Back to Basics: Techniques for Reigniting your Creativity
Feeling uninspired, or stuck in a creative rut? Want to make something totally new but afraid to start? Come to Phoenix Forge on Friday, March 1st from 5:30-7:30 to clean out the cobwebs of your creative practice with an evening of mindful making. This free and free-flowing workshop will help makers at any experience level develop new techniques to overcome perfectionist paralysis, and make friends with your inner critic—and maybe with some fellow makers, too!

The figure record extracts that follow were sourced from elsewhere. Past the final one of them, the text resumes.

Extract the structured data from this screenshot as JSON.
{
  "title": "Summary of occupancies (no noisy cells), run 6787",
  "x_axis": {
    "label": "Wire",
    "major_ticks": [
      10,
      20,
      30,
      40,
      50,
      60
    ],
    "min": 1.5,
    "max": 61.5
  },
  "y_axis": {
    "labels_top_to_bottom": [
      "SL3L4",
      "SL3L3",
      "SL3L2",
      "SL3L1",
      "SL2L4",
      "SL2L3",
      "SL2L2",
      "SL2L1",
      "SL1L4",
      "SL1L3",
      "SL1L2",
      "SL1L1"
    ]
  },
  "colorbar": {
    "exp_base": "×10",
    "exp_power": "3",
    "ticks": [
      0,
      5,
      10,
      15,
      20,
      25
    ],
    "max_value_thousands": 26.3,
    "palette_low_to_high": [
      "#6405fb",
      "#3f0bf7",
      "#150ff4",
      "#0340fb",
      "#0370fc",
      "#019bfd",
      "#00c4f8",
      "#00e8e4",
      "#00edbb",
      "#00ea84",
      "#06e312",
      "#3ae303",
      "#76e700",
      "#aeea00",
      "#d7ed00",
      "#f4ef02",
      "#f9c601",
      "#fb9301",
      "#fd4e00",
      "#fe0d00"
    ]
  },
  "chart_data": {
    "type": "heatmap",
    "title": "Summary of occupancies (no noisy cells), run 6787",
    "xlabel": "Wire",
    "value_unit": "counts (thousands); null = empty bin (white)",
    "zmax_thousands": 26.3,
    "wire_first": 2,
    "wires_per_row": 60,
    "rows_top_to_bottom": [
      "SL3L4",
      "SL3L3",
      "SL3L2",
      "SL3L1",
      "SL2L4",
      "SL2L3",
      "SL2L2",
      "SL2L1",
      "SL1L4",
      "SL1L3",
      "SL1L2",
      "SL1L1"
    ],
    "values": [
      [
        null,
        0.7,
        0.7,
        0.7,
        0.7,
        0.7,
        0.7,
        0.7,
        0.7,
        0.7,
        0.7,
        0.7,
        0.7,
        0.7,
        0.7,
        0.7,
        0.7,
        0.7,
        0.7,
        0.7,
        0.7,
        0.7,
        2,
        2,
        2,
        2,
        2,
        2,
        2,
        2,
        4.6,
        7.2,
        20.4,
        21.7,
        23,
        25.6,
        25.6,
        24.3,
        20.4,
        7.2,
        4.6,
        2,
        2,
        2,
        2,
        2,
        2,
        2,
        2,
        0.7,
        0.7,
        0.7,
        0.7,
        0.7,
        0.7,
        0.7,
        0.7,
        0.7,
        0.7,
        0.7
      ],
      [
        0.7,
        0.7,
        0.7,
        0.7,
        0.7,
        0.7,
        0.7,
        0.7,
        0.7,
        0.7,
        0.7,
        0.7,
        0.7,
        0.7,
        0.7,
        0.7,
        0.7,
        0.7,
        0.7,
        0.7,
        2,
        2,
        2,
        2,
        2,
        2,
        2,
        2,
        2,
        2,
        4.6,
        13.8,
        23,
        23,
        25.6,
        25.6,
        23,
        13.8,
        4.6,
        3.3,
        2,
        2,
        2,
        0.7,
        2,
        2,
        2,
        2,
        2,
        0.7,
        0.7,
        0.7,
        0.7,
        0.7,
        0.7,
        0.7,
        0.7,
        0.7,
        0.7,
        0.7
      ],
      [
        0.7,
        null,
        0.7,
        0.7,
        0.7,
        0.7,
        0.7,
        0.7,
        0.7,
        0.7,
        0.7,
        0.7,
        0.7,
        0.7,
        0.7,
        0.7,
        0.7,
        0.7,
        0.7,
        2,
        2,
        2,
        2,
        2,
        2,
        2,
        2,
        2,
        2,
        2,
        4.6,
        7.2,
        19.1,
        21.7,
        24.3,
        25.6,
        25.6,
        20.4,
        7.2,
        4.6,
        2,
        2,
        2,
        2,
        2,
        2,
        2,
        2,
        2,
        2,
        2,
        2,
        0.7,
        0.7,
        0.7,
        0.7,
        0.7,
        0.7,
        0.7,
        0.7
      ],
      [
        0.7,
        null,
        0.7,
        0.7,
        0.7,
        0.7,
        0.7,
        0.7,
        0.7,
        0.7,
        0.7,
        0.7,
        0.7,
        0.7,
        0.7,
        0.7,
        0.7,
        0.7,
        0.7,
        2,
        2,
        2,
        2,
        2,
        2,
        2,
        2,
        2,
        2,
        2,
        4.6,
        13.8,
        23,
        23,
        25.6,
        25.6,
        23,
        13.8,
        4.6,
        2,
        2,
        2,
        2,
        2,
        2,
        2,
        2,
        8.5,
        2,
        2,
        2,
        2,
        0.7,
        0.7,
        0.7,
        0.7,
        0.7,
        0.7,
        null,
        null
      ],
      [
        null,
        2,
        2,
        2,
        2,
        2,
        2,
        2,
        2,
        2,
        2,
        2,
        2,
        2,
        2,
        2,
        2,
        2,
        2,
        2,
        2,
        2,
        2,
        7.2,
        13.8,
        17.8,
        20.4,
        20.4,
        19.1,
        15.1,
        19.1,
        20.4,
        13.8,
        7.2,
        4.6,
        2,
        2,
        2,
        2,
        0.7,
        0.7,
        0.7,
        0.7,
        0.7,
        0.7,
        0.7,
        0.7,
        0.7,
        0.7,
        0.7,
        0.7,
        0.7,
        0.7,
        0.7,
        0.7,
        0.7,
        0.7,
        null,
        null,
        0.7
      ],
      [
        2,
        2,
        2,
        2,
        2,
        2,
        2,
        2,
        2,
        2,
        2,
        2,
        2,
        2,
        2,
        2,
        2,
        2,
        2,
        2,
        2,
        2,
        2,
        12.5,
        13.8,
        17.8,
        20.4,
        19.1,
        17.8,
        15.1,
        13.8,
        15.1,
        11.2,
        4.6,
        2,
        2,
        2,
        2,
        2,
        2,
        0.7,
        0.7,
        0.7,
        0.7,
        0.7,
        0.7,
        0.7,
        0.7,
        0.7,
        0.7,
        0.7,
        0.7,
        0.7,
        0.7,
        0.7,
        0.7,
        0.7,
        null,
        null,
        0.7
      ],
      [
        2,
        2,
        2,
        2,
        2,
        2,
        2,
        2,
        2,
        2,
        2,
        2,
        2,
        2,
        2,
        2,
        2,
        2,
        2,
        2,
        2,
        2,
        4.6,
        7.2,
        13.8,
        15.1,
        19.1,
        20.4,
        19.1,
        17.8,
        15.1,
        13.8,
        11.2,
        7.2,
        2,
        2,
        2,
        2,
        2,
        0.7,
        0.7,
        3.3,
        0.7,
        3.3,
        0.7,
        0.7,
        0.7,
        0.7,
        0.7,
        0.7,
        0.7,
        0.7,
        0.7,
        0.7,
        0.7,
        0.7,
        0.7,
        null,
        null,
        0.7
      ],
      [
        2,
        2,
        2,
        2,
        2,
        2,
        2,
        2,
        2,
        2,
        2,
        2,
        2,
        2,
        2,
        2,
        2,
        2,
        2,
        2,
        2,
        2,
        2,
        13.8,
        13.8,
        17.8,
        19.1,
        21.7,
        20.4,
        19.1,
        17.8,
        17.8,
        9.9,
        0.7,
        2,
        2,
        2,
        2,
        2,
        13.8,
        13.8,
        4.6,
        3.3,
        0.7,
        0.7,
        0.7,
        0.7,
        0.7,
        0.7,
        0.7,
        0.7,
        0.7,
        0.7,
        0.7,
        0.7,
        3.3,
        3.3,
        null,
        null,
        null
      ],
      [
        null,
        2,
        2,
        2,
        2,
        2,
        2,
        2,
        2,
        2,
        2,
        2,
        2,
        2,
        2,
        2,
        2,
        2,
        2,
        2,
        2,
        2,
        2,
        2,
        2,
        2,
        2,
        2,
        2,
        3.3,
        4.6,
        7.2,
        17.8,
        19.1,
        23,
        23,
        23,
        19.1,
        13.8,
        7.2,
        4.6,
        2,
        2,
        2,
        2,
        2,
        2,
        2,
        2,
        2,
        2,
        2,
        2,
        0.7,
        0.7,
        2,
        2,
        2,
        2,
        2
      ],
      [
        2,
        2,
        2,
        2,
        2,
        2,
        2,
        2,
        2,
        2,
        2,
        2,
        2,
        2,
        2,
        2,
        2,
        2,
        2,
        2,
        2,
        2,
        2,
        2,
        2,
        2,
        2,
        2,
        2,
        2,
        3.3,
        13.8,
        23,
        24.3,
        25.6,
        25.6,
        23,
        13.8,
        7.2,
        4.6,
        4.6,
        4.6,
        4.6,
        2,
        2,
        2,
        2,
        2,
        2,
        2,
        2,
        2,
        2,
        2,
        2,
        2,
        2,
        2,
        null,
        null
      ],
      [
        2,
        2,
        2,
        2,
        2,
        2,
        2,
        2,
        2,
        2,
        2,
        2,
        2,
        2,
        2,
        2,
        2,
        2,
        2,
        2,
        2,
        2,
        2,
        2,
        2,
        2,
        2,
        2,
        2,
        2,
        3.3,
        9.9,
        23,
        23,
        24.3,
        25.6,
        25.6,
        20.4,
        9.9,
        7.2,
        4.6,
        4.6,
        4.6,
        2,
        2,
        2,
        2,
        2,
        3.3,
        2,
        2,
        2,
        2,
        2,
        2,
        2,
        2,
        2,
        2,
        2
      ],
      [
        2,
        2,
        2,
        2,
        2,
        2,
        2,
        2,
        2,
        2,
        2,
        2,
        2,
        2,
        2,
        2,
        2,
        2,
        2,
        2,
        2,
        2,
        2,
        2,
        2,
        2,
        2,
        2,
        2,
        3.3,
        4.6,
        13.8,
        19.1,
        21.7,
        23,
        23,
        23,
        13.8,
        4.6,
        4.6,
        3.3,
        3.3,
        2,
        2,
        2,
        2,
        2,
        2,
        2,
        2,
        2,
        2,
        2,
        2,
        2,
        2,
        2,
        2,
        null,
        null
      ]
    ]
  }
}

We’re excited to be hosting artists David Lloyd Bradley and Tess Mosko Scherer to present The Art of Zen Drawing. This unique experience will provide a platform for self-discovery and creative exploration through the mesmerizing world of neurographic drawings. This workshop allows participants to express themselves through the creation of vibrant and dynamic artworks while engaging in a therapeutic and mindful process.
Plus, Phoenix Forge staff member and artist Lucas Anderson will kick-off the evening with a conversation demystifying the role of failure in a successful creative practice. Through purposeful reflection and simple exercises, this active discussion will help you question your relationship to perfectionism and embrace a more vulnerable creative process.
This event is designed for all ages, all levels of creative and artistic experience, and is free for Phoenix Forge members and the public.
David Lloyd Bradley is a ceramic artist and has been a full-time professor of Art at Paradise Valley Community College since 2004 as well as the Department Head of Ceramics.
Tess Mosko Scherer has a diverse art career spanning more than 40 years as a gallerist and professional artist. Her art combines her study of the human psyche with her interest in book structures.
Lucas Anderson is an artist and educator with a dynamic career in photography, design, and advertising, and is the Marketing and Community Engagement manager at Phoenix Forge. Their current artistic practice and research explores the material sensuality of anxiety, grief, and gender through images and installation.